Aku termangu untuk beberapa saat. Kemudian menoleh lagi pada Mahesa. Tatapan seolah bertanya; kenapa? Namun dengan gelengan pelan aku menanggapi seraya meletakkan mangkuk bubur yang sudah bersih. Lalu beralih mendekatkan segelas air putih, membantunya untuk minum.

"Terima kasih, An. Lagi-lagi kamu selalu aku buat repot," ujarnya, lirih.

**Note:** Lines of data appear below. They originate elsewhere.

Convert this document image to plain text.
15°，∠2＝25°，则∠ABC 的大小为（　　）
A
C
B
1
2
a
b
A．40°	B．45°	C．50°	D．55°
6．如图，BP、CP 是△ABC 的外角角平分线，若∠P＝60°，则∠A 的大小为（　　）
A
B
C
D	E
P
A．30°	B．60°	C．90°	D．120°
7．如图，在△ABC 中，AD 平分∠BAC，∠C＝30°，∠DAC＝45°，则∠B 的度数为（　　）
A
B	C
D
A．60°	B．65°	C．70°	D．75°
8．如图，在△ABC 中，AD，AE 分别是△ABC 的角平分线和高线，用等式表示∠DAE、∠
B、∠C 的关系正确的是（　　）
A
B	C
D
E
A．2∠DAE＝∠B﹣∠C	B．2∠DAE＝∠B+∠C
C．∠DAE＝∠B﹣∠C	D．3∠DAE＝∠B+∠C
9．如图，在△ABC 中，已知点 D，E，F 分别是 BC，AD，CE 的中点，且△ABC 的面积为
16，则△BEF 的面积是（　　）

"Udah ah, kamu ngomong itu terus. Kita kan ... sahabat? Ya, harus saling bantu. Aku juga nggak merasa direpotkan. Oh iya, ada salam dari teman kamu. Tadinya, mau ke sini bareng, tapi tiba-tiba Hana nggak bisa datang."

Sudut bibirnya terangkat membentuk senyum simpul. Mahesa mengangguk pelan, diiringi napas yang terdengar memberat. Dari gerak bibirnya, ia hendak mengatakan sesuatu, tetapi jadi urung sebab kami, termasuk Arjuna menoleh bersamaan ke arah pintu. Di mana suara decitan terdengar, menampakkan seseorang yang mendekat pada kami.

Ibunya Mahesa.

Kulihat Arjuna menurunkan kakinya dengan segera.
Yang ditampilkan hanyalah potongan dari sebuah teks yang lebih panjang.